Windows 11 24H2 Might Support Hotpatching; No More Restarts

Hotpatching is a method to install software updates without starting the device or causing any downtime.

At the moment, when you install a Windows feature or security update, it requires a system restart to finalize the installation. If an OS build upgrade is involved, the build number changes after the system has been rebooted. Soon, this will no longer be the case.

Microsoft is testing Windows hotpatching – which is the ability of the Windows operating system to install updates without asking for a restart. This testing has begun for the Windows Insiders with the Windows 11 Build 26058 on the Dev and Canary channels which applies to Windows 11 24H2 – the upcoming feature update for Windows 11.

After installing the update through Windows Update, the build information changes to “ge_release_svc_hotpatch_prod1.240211-0859” without a system restart.

Hotpatching is nothing new for system administrators since Microsoft had already introduced hotpatching to the Azure versions of Windows Server 2019 and Server 2022. However, the concept is still new to the Windows client users.

How hotpatching works

Hotpatches include updates that do not require a reboot. The updates are installed like regular updates, and take effect without the need for a system restart.

The following is how Microsoft explains hotpatching works:

It works by patching the in-memory code of running processes without the need to restart the process.

Microsoft Learn

This means that the changes are made where required, including the processes running in the memory at the very moment the hotpatch is installed. Since the changes are made in the memory directly, the system does not need to restart to fetch new information from the system’s storage.

That said, the ability to hotpatch Windows 11 does not absolve it from not restarting at all. This is what Microsoft has to say:

Hotpatch works by first establishing a baseline with the current Cumulative Update. Periodically, the baseline is refreshed with the latest Cumulative Update, then hotpatches are released for two months following.

Microsoft Learn

This means that Microsoft will roll out monthly security updates through hotpatches. However, every few months, Microsoft will roll out security baselines, or core updates, installing which will require a system restart.

Regardless, this will impact the end Windows users significantly and not force them to restart critical production machines every so often.

Requirements for Windows 11 hotpatching

At the moment, there is only one requirement for hotpatching to work on Windows 11 – Virtualization Based Security (VBS) must be enabled.

To enable VBS, use these steps:

1. Press the Windows Key + R to open the Run Command box.

2. Type in “gpedit.msc” and press Enter to open the Group Policy editor.

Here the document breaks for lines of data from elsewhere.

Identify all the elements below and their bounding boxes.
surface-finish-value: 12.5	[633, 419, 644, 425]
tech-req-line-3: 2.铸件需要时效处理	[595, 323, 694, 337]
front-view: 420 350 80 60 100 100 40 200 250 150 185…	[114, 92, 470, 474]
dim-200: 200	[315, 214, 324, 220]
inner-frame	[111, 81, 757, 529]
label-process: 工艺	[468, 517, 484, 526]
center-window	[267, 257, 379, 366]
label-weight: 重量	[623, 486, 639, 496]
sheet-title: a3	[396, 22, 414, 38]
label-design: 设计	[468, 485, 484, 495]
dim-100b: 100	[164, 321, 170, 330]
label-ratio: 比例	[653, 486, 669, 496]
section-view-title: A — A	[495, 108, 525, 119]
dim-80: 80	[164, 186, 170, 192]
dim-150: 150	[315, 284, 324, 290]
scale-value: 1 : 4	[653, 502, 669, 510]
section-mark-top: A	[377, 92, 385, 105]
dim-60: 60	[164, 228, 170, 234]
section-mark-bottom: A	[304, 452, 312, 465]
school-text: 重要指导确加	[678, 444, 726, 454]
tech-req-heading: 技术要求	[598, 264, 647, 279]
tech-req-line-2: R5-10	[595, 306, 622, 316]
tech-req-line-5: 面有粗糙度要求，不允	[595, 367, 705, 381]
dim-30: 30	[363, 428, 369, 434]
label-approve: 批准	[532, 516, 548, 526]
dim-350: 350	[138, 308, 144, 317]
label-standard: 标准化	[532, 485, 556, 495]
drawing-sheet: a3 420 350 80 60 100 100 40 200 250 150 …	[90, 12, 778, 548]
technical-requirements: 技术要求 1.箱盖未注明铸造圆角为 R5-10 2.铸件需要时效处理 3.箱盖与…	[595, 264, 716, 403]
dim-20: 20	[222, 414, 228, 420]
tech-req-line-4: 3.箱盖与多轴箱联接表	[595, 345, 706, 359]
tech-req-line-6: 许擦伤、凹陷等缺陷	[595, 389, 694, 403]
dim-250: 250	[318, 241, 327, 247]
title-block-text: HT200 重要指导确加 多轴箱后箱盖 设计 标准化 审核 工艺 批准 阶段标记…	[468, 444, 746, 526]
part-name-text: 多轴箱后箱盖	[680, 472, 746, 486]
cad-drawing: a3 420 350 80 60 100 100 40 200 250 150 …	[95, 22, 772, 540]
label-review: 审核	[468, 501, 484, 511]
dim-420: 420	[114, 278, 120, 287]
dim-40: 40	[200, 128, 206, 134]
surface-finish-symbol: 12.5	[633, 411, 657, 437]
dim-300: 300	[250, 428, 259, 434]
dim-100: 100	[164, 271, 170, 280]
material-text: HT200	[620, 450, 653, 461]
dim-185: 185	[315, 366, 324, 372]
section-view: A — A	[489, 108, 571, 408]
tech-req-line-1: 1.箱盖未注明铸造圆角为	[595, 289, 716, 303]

3. Navigate to the following from the left pane:

   Local Computer Policy >> Computer Configuration >> Administrative Templates >> System >> Device Guard

4. Double-click the policy “Turn On Virtualization Based Security.”

   

5. Select Enabled and leave the other settings to default.

6. Click Apply and OK.

   

7. Now open the Command Prompt and run the following cmdlet to implement the changes:

   GPUpdate /Force

   

After performing the steps above, Virtualization Based Security will be enabled, and you should now be able to install hotpatches from Microsoft, including Windows 11 Insider Preview Build 26058.

Takeaway

Windows hotpatching is a great way to install Windows updates, especially on devices that do not afford any downtime, like development and production devices hosting apps, etc. Moreover, the regular Windows 11 users will not be interrupted by a “Restart your PC” notification when a cumulative update is installed in the background.

That said, Microsoft is yet to comment on the much-anticipated hotpatching feature on Windows 11. Speculations are that it will be introduced with Windows 11 24H2, but the reports are still unconfirmed.